O senador republicano Mitch McConnell, um dos principais aliados de Trump no Congresso, adotou o mesmo tom, advertindo que uma retirada “precipitada” beneficiará Rússia, Irã e o governo Bashar al-Assad.
“Uma retirada precipitada das forças americanas da Síria apenas beneficiaria Rússia, Irã e o regime de Assad”, afirmou o líder da maioria republicana no Senado, em um comunicado.
“E aumentaria o risco de que o EI e outros grupos terroristas se reagrupem”, acrescentou.
Temendo o efeito deste anúncio para os curdos, a ex-embaixadora de Trump na ONU, Nikki Haley, lembrou que eles foram “determinantes no combate” dos americanos contra o EI na Síria. “Nós temos de defender sempre nossos aliados, se esperamos que eles nos defendam”, alegou, também pelo Twitter. “Deixá-los morrer é um grave erro”, insistiu.
Em reação às críticas, Trump lançou um alerta à Turquia. “Se a Turquia fizer algo que eu, com minha grande e inigualável sabedoria, considerar que ultrapassa os limites, vou destruir e arrasar completamente a economia da Turquia”, advertiu Trump.
– Pentágono reage
O Departamento da Defesa afirmou que os EUA não apoiam uma operação turca no norte da Síria e alertou Ancara para as “consequências desestabilizadoras” de potenciais ações neste território.
“O Departamento da Defesa deixou claro para a Turquia, tal e como disse o presidente, que não apoiamos uma operação turca no norte da Síria. As Forças Armadas dos Estados Unidos não vão apoiar, nem vão participar de uma operação deste tipo”, frisou o Pentágono, em um comunicado.
“Trabalharemos com nossos aliados da Otan e, com os sócios da coalizão, para reiterar para a Turquia as possíveis consequências desestabilizadoras de potenciais ações para a Turquia, para a região e além dela”, ressaltou o porta-voz do Pentágono, Jonathan Hoffman, na mesma nota.
De acordo com uma fonte do Departamento de Estado, Washington retirou “um número muito pequeno” de soldados desta região, deslocados a “uma distância muito pequena”.
– ONU se prepara para o pior
Algumas horas antes, o presidente turco, Recep Tayyip Erdogan, afirmou que o Exército de seu país está pronto para iniciar a qualquer momento as operações contra milícias curdas na Síria, após o anúncio de Washington de que não vai apresentar oposição à intervenção.

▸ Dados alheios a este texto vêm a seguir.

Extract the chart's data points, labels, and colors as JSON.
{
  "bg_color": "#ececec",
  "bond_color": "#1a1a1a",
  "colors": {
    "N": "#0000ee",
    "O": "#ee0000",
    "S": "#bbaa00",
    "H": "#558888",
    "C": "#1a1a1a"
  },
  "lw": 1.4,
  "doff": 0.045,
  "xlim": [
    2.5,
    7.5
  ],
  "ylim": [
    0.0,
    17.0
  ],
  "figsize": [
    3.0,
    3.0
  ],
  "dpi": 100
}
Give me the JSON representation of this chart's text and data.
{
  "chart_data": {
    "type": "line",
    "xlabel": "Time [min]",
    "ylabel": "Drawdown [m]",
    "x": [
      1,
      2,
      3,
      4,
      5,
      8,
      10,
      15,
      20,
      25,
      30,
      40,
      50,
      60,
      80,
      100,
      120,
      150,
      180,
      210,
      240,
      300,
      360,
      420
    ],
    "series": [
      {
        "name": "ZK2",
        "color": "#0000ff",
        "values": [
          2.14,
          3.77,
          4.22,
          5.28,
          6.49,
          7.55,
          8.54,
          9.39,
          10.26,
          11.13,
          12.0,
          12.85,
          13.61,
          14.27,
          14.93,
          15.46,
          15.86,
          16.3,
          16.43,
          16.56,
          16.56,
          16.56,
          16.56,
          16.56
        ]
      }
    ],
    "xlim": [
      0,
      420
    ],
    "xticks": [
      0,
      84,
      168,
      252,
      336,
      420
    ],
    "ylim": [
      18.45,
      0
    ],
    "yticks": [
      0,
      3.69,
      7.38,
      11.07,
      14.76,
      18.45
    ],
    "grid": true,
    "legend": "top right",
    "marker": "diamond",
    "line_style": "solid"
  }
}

“Há uma frase que sempre usamos: podemos chegar a qualquer noite, sem aviso”, disse Erdogan à imprensa.
A Turquia está decidida a “limpar” o norte da Síria de “terroristas” que ameaçam sua segurança, declarou o ministro turco das Relações Exteriores, Mevlüt Cavusoglu.
Erdogan havia afirmado na semana passada que a Turquia estava perdendo a paciência com Washington a respeito da criação de uma “zona de segurança” no norte da Síria. E ameaçou com uma operação militar iminente.
Nesta segunda (7), a ONU afirmou que se prepara para o pior na região norte da Síria, após a retirada dos Estados Unidos e sua anuência a uma intervenção militar turca.
“Não sabemos o que vai acontecer (…) nos preparamos para o pior”, declarou o coordenador humanitário da ONU para a Síria, Panos Moumtzis, em uma entrevista coletiva em Genebra.
A União Europeia considerou, por sua vez, que uma ofensiva “vai exacerbar o sofrimento da população civil e provocará deslocamentos em massa”.